発症は、乳児期からのケースもあれば、しばらくしてからの場合もあります。程度も多彩であり、軽いものから生命を脅かすものまであります。骨は肥厚し、骨折を招きやすくなり、骨の発達も阻まれます。また貧血や出血、関節症を招くこともありますが、これは骨髄の欠如から血液細胞形成が妨害されるためです。更に歯や顔面の歪曲、聴覚障害、視力障害、顔面麻痺なども見られますが、これは神経に圧が加わるためで、異常な頭蓋骨の発達に由来します。

骨化石症の原因

古くなった骨細胞を再生することができなくなり、そのため骨密度が上昇していきます。このため、骨髄内は密度の高い骨組織であふれ、結果として骨が脆弱化していきます。
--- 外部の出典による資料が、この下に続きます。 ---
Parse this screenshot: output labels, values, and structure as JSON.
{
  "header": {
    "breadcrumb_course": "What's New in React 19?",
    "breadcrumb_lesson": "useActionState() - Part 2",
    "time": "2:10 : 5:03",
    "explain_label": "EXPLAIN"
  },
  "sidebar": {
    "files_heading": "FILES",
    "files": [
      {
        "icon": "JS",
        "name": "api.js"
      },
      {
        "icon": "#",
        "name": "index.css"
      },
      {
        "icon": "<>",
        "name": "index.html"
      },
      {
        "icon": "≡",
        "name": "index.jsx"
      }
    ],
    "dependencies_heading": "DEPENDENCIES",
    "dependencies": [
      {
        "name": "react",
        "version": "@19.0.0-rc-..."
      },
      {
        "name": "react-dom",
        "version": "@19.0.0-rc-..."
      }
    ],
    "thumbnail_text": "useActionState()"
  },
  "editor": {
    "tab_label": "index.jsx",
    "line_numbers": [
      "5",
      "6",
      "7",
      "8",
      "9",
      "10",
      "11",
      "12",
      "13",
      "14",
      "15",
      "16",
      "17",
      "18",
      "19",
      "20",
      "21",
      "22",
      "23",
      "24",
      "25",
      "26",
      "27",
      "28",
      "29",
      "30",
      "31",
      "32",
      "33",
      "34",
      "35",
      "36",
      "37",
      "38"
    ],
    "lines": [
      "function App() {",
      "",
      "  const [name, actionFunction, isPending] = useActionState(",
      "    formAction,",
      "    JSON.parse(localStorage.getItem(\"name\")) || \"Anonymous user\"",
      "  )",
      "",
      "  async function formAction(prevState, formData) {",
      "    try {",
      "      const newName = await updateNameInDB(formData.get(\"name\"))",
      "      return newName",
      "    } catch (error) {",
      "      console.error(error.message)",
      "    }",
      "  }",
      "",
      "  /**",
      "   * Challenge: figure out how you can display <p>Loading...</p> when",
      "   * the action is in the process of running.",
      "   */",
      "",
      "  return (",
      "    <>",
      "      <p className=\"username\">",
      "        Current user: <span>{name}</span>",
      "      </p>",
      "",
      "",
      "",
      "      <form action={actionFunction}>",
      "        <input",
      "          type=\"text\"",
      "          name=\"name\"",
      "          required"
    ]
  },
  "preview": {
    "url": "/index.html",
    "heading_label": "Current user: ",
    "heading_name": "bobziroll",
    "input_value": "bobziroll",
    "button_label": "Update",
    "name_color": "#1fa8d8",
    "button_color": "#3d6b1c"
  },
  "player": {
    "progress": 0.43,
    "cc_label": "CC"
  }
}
尚、骨化石症(ほねかせきしょう)は、大理石病(だいりせきびょう)とも言われています。

骨化石症の治療法

頭蓋に起因する神経への圧迫が見られる場合、手術を実施して圧力を除去します。感染症や貧血、出血、骨折などを認めたケースでも治療を施します。歯の歪みにも矯正治療が行われます。乳児期に早くから見られる骨化石症は、感染症や貧血、出血に起因するものであり、骨髄移植によって治癒した症例も見られます。古くなった骨細胞を取り除き、骨細胞形成を抑える薬剤ではコルチコステロイド薬が有効とされます。基本的には根本的な治療方法は知られていません。